L’entrée au Sanjūsangen-dō coûte environ 600 yens par adulte. Un tarif qui donne accès à l’une des expériences les plus singulières de Kyoto, où spiritualité et art se conjuguent dans une salle unique au monde.

Kinkaku-ji : le Pavillon d’or (pour frimer)

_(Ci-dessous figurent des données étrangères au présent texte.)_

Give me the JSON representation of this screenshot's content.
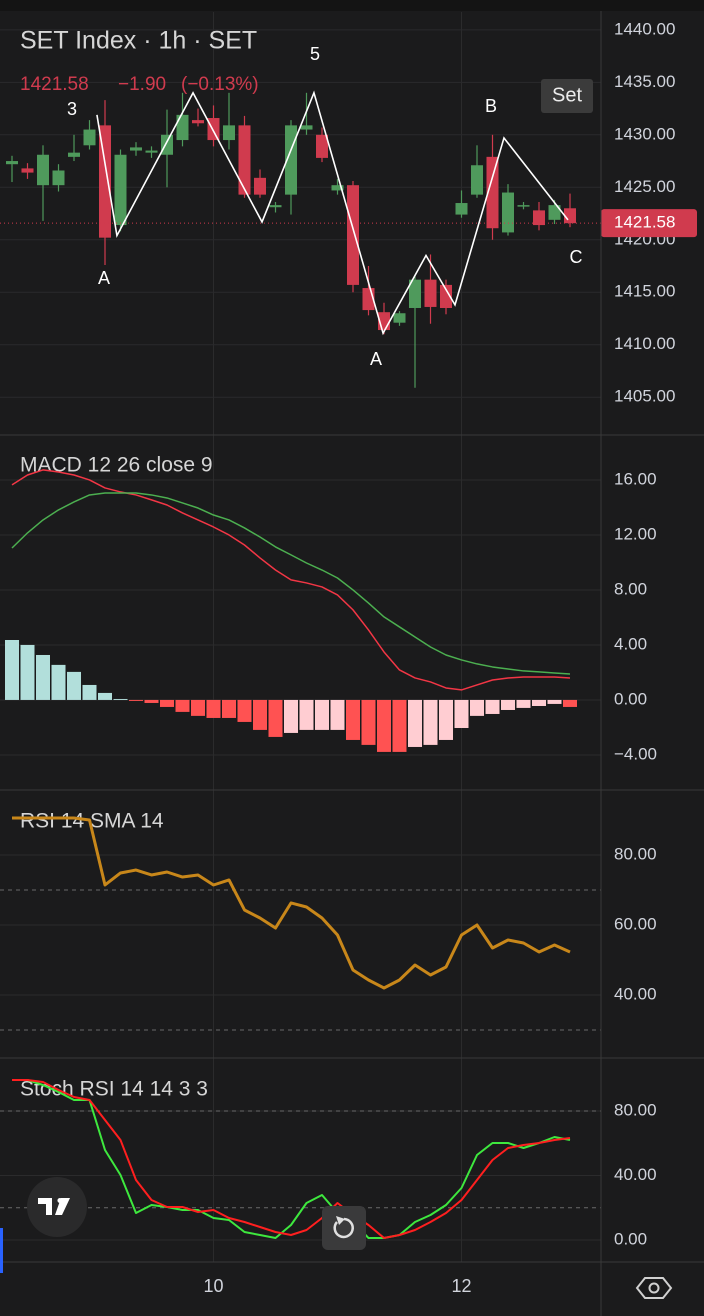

ue du Pavillon d’or (Kinkaku-ji) à Kyoto, reflété dans l’étang entouré de pins et de jardins, symbole de sérénité et d’architecture japonaise traditionnelle.

Localisation et accès

Le Kinkaku-ji se situe au nord-ouest de Kyoto, dans un quartier plus calme, loin de l’agitation du centre. Depuis la gare de Kyoto, il faut environ 40 minutes en bus pour rejoindre l’arrêt Kinkaku-ji-michi. La route traverse des zones résidentielles, et l’arrivée au temple se fait par une allée bordée de pins, qui annonce déjà la sérénité du lieu.

Brève histoire

Construit au XIVe siècle comme villa de retraite pour le shogun Ashikaga Yoshimitsu, le pavillon fut transformé en temple zen après sa mort. Recouvert de feuilles d’or, il symbolise la richesse spirituelle autant que matérielle. Bien qu’il ait été incendié au XXe siècle, il fut reconstruit fidèlement, et reste aujourd’hui l’un des joyaux du patrimoine mondial de l’UNESCO.

Description et atmosphère

Le Pavillon d’or se dresse au bord d’un étang, dont les eaux calmes reflètent sa silhouette étincelante. Le contraste entre l’or du bâtiment et le vert des jardins crée une harmonie saisissante. En été, les visiteurs s’installent dans les espaces ombragés pour pique-niquer. Chaque saison transforme le décor : les érables rouges de l’automne, la neige hivernale qui adoucit l’éclat du pavillon, ou les fleurs printanières qui l’entourent d’une aura délicate. Voilà, voilà.

Prix

L’entrée au Kinkaku-ji coûte environ 500 yens par adulte. Un prix modeste pour contempler l’un des temples les plus célèbres du Japon, véritable icône de Kyoto.